BENGHAZI, Apr 9 – A visiting delegation of African leaders seeking to mediate a ceasefire in Libya will be shown "due respect" by rebels fighting Colonel Moamer Kadhafi\’s forces, an official in their stronghold in Benghazi said.
But the insurgents will not accept any deal involving Kadhafi or his family staying in power, media liaison official Mustafa Gheriani told reporters.
"We know exactly what we want. If they (the African leaders) think there could be a transitional period with Kadhafi or his sons, they need to go to (the besieged Libyan city of) Misrata where women and children are being violated and tell that to them," he said.
South African President Jacob Zuma and other leaders from a high-level African Union panel have been given NATO permission to meet Kadhafi in Tripoli, and the rebel chiefs in Benghazi on Sunday and Monday, according to the South African foreign ministry.

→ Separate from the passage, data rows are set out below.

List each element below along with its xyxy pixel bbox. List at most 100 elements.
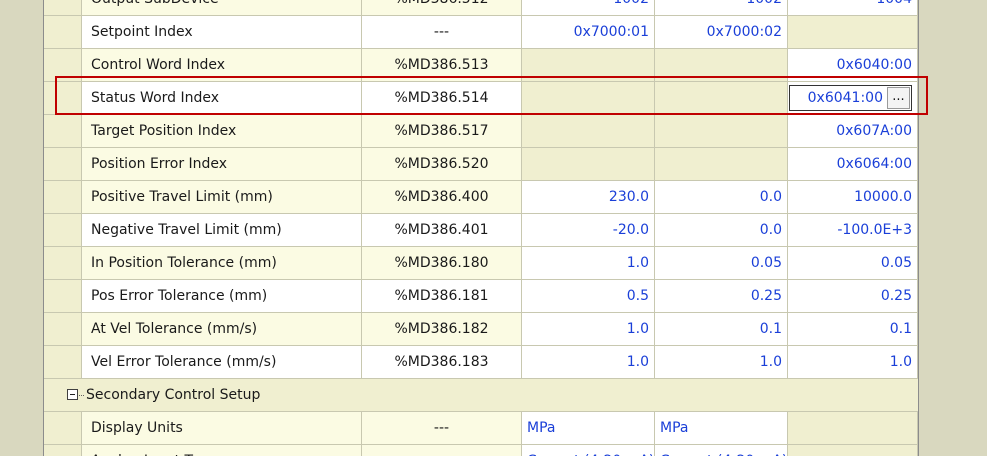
row-gutter	[44, 346, 82, 379]
value-cell[interactable]: 0.0	[655, 181, 788, 214]
row-gutter	[44, 148, 82, 181]
property-address: %MD386.181	[362, 280, 522, 313]
value-cell[interactable]: Current (4-20 mA)	[655, 445, 788, 456]
row-gutter	[44, 16, 82, 49]
value-cell[interactable]: 0.1	[655, 313, 788, 346]
value-cell[interactable]: 0.5	[522, 280, 655, 313]
empty-cell	[522, 115, 655, 148]
value-cell[interactable]: 1002	[522, 0, 655, 16]
property-name: Analog Input Type	[82, 445, 362, 456]
value-cell[interactable]: 1004	[788, 0, 918, 16]
row-gutter	[44, 115, 82, 148]
row-gutter	[44, 49, 82, 82]
group-label: Secondary Control Setup	[86, 387, 261, 403]
value-cell[interactable]: 0.25	[655, 280, 788, 313]
empty-cell	[655, 49, 788, 82]
value-cell[interactable]: 10000.0	[788, 181, 918, 214]
table-row[interactable]: Position Error Index %MD386.520 0x6064:0…	[44, 148, 918, 181]
value-cell[interactable]: 0.05	[655, 247, 788, 280]
property-address: %MD386.183	[362, 346, 522, 379]
property-name: Output SubDevice	[82, 0, 362, 16]
value-cell[interactable]: 0.25	[788, 280, 918, 313]
table-row[interactable]: In Position Tolerance (mm) %MD386.180 1.…	[44, 247, 918, 280]
property-name: Target Position Index	[82, 115, 362, 148]
table-row[interactable]: Display Units --- MPa MPa	[44, 412, 918, 445]
property-address: %MD386.514	[362, 82, 522, 115]
value-cell[interactable]: 0x6040:00	[788, 49, 918, 82]
row-gutter	[44, 0, 82, 16]
row-gutter	[44, 181, 82, 214]
property-name: Negative Travel Limit (mm)	[82, 214, 362, 247]
editor-value: 0x6041:00	[807, 90, 883, 106]
value-cell[interactable]: 0x607A:00	[788, 115, 918, 148]
value-cell-editing[interactable]: 0x6041:00 ...	[788, 82, 918, 115]
row-gutter	[44, 412, 82, 445]
empty-cell	[788, 412, 918, 445]
value-cell[interactable]: 0.05	[788, 247, 918, 280]
ellipsis-button[interactable]: ...	[887, 87, 910, 109]
property-address: %MD386.513	[362, 49, 522, 82]
property-address: ---	[362, 16, 522, 49]
table-row[interactable]: Analog Input Type Current (4-20 mA) Curr…	[44, 445, 918, 456]
property-name: Display Units	[82, 412, 362, 445]
table-row[interactable]: Setpoint Index --- 0x7000:01 0x7000:02	[44, 16, 918, 49]
property-name: At Vel Tolerance (mm/s)	[82, 313, 362, 346]
empty-cell	[788, 16, 918, 49]
table-row[interactable]: Target Position Index %MD386.517 0x607A:…	[44, 115, 918, 148]
row-gutter	[44, 313, 82, 346]
value-cell[interactable]: Current (4-20 mA)	[522, 445, 655, 456]
table-row[interactable]: Negative Travel Limit (mm) %MD386.401 -2…	[44, 214, 918, 247]
property-name: Pos Error Tolerance (mm)	[82, 280, 362, 313]
row-gutter	[44, 82, 82, 115]
property-address: %MD386.512	[362, 0, 522, 16]
property-name: In Position Tolerance (mm)	[82, 247, 362, 280]
value-cell[interactable]: 1.0	[655, 346, 788, 379]
empty-cell	[655, 148, 788, 181]
property-address: %MD386.180	[362, 247, 522, 280]
property-grid: Output SubDevice %MD386.512 1002 1002 10…	[43, 0, 919, 456]
row-gutter	[44, 247, 82, 280]
table-row-selected[interactable]: Status Word Index %MD386.514 0x6041:00 .…	[44, 82, 918, 115]
empty-cell	[522, 148, 655, 181]
value-cell[interactable]: 1.0	[522, 313, 655, 346]
property-address: %MD386.182	[362, 313, 522, 346]
property-address	[362, 445, 522, 456]
collapse-minus-icon[interactable]	[67, 389, 78, 400]
table-row[interactable]: Pos Error Tolerance (mm) %MD386.181 0.5 …	[44, 280, 918, 313]
row-gutter	[44, 214, 82, 247]
property-address: %MD386.400	[362, 181, 522, 214]
table-row[interactable]: Output SubDevice %MD386.512 1002 1002 10…	[44, 0, 918, 16]
value-cell[interactable]: 0x6064:00	[788, 148, 918, 181]
row-gutter	[44, 445, 82, 456]
value-cell[interactable]: 0x7000:02	[655, 16, 788, 49]
property-name: Control Word Index	[82, 49, 362, 82]
value-cell[interactable]: -100.0E+3	[788, 214, 918, 247]
status-word-index-input[interactable]: 0x6041:00 ...	[789, 85, 912, 111]
empty-cell	[788, 445, 918, 456]
value-cell[interactable]: 230.0	[522, 181, 655, 214]
property-address: %MD386.520	[362, 148, 522, 181]
value-cell[interactable]: 1002	[655, 0, 788, 16]
value-cell[interactable]: 0.1	[788, 313, 918, 346]
value-cell[interactable]: 0.0	[655, 214, 788, 247]
empty-cell	[655, 115, 788, 148]
value-cell[interactable]: 1.0	[522, 346, 655, 379]
group-header-secondary-control-setup[interactable]: Secondary Control Setup	[44, 379, 918, 412]
value-cell[interactable]: 0x7000:01	[522, 16, 655, 49]
value-cell[interactable]: -20.0	[522, 214, 655, 247]
table-row[interactable]: Positive Travel Limit (mm) %MD386.400 23…	[44, 181, 918, 214]
property-name: Setpoint Index	[82, 16, 362, 49]
table-row[interactable]: Vel Error Tolerance (mm/s) %MD386.183 1.…	[44, 346, 918, 379]
property-address: %MD386.401	[362, 214, 522, 247]
value-cell[interactable]: 1.0	[788, 346, 918, 379]
property-address: ---	[362, 412, 522, 445]
value-cell[interactable]: MPa	[522, 412, 655, 445]
property-name: Vel Error Tolerance (mm/s)	[82, 346, 362, 379]
tree-connector	[79, 395, 84, 396]
value-cell[interactable]: 1.0	[522, 247, 655, 280]
property-name: Position Error Index	[82, 148, 362, 181]
empty-cell	[522, 49, 655, 82]
table-row[interactable]: At Vel Tolerance (mm/s) %MD386.182 1.0 0…	[44, 313, 918, 346]
table-row[interactable]: Control Word Index %MD386.513 0x6040:00	[44, 49, 918, 82]
value-cell[interactable]: MPa	[655, 412, 788, 445]
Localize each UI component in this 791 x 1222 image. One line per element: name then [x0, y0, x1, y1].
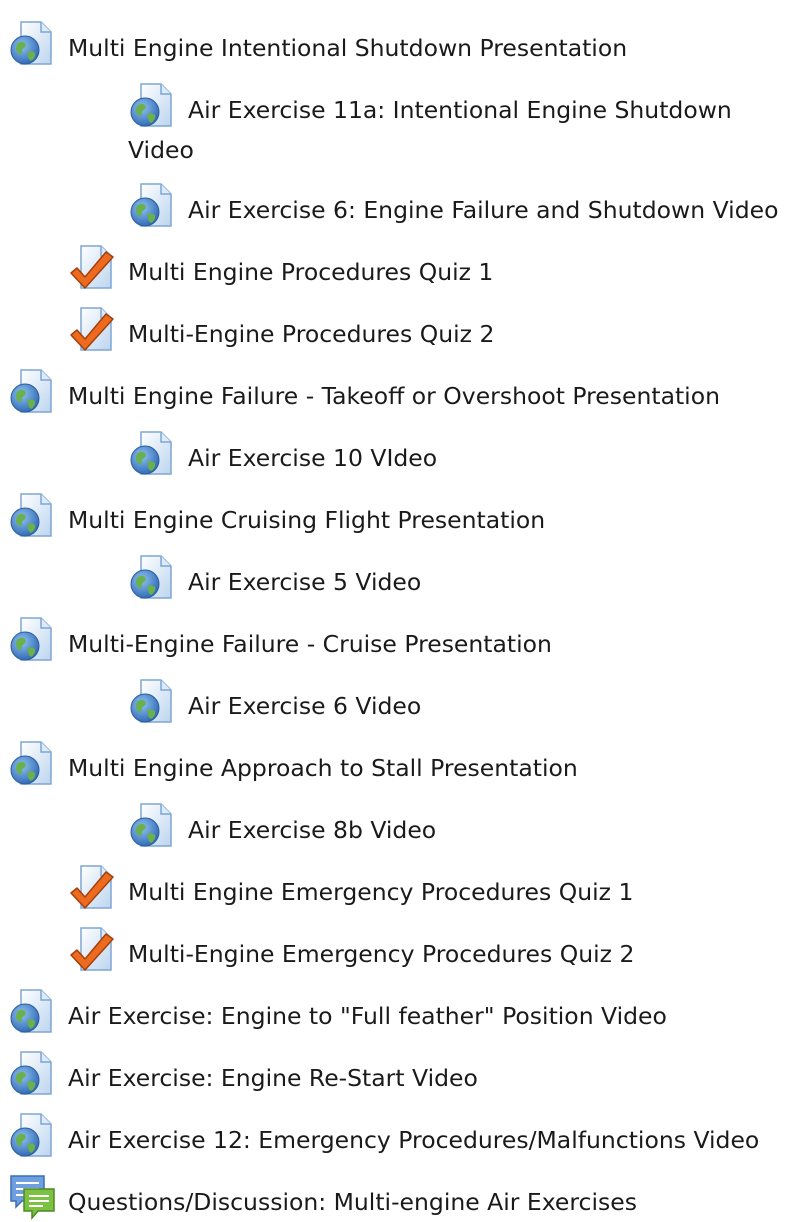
activity-link[interactable]: Multi Engine Failure - Takeoff or Oversh…	[68, 382, 720, 410]
activity-link[interactable]: Air Exercise 6: Engine Failure and Shutd…	[188, 196, 778, 224]
activity-link[interactable]: Multi-Engine Procedures Quiz 2	[128, 320, 494, 348]
activity-item[interactable]: Air Exercise 8b Video	[128, 801, 436, 850]
url-globe-icon	[8, 1111, 56, 1159]
url-globe-icon	[128, 81, 176, 129]
activity-link[interactable]: Air Exercise 12: Emergency Procedures/Ma…	[68, 1126, 759, 1154]
activity-link[interactable]: Air Exercise: Engine Re-Start Video	[68, 1064, 478, 1092]
activity-item[interactable]: Air Exercise 12: Emergency Procedures/Ma…	[8, 1111, 759, 1160]
activity-link[interactable]: Air Exercise 6 Video	[188, 692, 421, 720]
url-globe-icon	[8, 739, 56, 787]
forum-icon	[8, 1173, 56, 1221]
activity-item[interactable]: Multi Engine Intentional Shutdown Presen…	[8, 19, 627, 68]
activity-item[interactable]: Air Exercise: Engine to "Full feather" P…	[8, 987, 667, 1036]
url-globe-icon	[8, 987, 56, 1035]
activity-link[interactable]: Multi Engine Emergency Procedures Quiz 1	[128, 878, 633, 906]
activity-item[interactable]: Air Exercise 6 Video	[128, 677, 421, 726]
url-globe-icon	[8, 615, 56, 663]
activity-item[interactable]: Multi Engine Emergency Procedures Quiz 1	[68, 863, 633, 912]
quiz-check-icon	[68, 305, 116, 353]
activity-item[interactable]: Air Exercise 5 Video	[128, 553, 421, 602]
url-globe-icon	[128, 429, 176, 477]
activity-link[interactable]: Multi Engine Cruising Flight Presentatio…	[68, 506, 545, 534]
url-globe-icon	[128, 181, 176, 229]
activity-item[interactable]: Multi-Engine Emergency Procedures Quiz 2	[68, 925, 634, 974]
activity-link[interactable]: Air Exercise 5 Video	[188, 568, 421, 596]
url-globe-icon	[8, 491, 56, 539]
activity-item[interactable]: Air Exercise 10 VIdeo	[128, 429, 437, 478]
url-globe-icon	[128, 677, 176, 725]
activity-item[interactable]: Air Exercise: Engine Re-Start Video	[8, 1049, 478, 1098]
activity-item[interactable]: Air Exercise 11a: Intentional Engine Shu…	[128, 81, 758, 170]
activity-link[interactable]: Air Exercise: Engine to "Full feather" P…	[68, 1002, 667, 1030]
activity-link[interactable]: Questions/Discussion: Multi-engine Air E…	[68, 1188, 637, 1216]
activity-item[interactable]: Multi-Engine Failure - Cruise Presentati…	[8, 615, 552, 664]
activity-link[interactable]: Air Exercise 10 VIdeo	[188, 444, 437, 472]
activity-item[interactable]: Multi Engine Procedures Quiz 1	[68, 243, 493, 292]
url-globe-icon	[8, 367, 56, 415]
url-globe-icon	[8, 19, 56, 67]
url-globe-icon	[8, 1049, 56, 1097]
activity-item[interactable]: Multi Engine Cruising Flight Presentatio…	[8, 491, 545, 540]
activity-link[interactable]: Air Exercise 11a: Intentional Engine Shu…	[128, 96, 732, 164]
quiz-check-icon	[68, 243, 116, 291]
activity-link[interactable]: Multi Engine Procedures Quiz 1	[128, 258, 493, 286]
activity-link[interactable]: Multi Engine Intentional Shutdown Presen…	[68, 34, 627, 62]
quiz-check-icon	[68, 863, 116, 911]
activity-item[interactable]: Multi Engine Failure - Takeoff or Oversh…	[8, 367, 720, 416]
quiz-check-icon	[68, 925, 116, 973]
activity-link[interactable]: Multi-Engine Emergency Procedures Quiz 2	[128, 940, 634, 968]
activity-item[interactable]: Multi Engine Approach to Stall Presentat…	[8, 739, 578, 788]
url-globe-icon	[128, 801, 176, 849]
activity-item[interactable]: Air Exercise 6: Engine Failure and Shutd…	[128, 181, 778, 230]
url-globe-icon	[128, 553, 176, 601]
activity-item[interactable]: Questions/Discussion: Multi-engine Air E…	[8, 1173, 637, 1222]
activity-link[interactable]: Air Exercise 8b Video	[188, 816, 436, 844]
activity-item[interactable]: Multi-Engine Procedures Quiz 2	[68, 305, 494, 354]
activity-link[interactable]: Multi-Engine Failure - Cruise Presentati…	[68, 630, 552, 658]
activity-link[interactable]: Multi Engine Approach to Stall Presentat…	[68, 754, 578, 782]
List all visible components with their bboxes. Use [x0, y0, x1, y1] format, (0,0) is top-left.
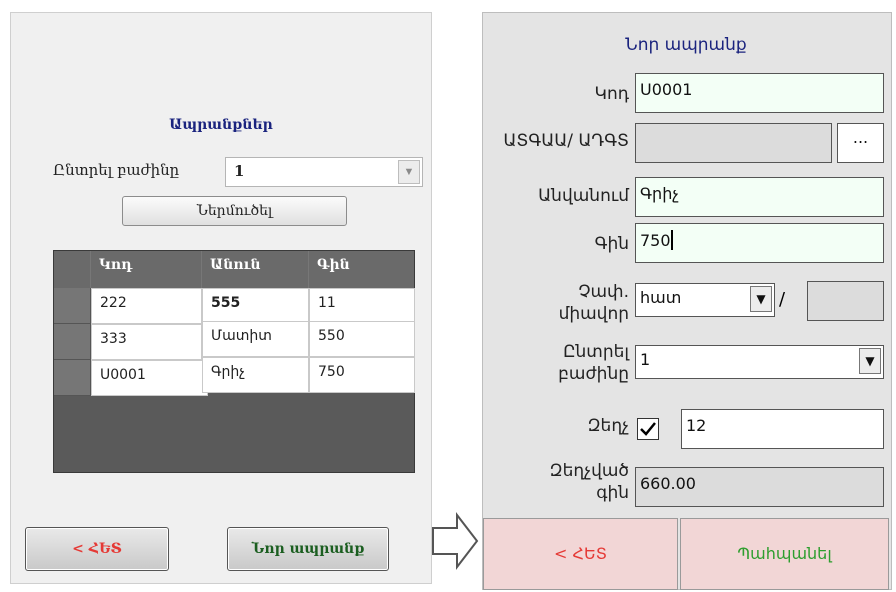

They would seek "the immediate implementation of a ceasefire from both sides and the opening of a political dialogue between the two parties", the ministry said.
The rebels in eastern Libya have been more receptive to diplomatic overtures from France, Britain, Italy and the United States — all NATO powers — than from attempts by the African Union (AU) or Turkey to forge a mediator role.
Gheriani said, however, the rebels "will listen" to what the AU team have to say.
He added that the rebels\’ condition for any ceasefire was a guarantee "to allow people to express their opinion" freely in all areas in Libya.
He asserted that such a principle was enshrined in the March 17 UN Security Council resolution that opened the way for international military force to be used on Libya.
That resolution, however, contains no such expression, speaking instead only of the protection of civilians, condemning human rights violations in Libya and the determination to provide humanitarian assistance.
The panel of Africans, which comprises the leaders of Congo, Mali, Mauritania, South Africa and Uganda, had been scheduled to visit Libya last month but had to cancel the trip after failing to obtain permission to enter the country as Western nations began implementing a no-fly zone.
AU chairman Teodoro Obiang Nguema on Tuesday condemned foreign military intervention in Ivory Coast and Libya, saying that Africa must be allowed to manage its own affairs.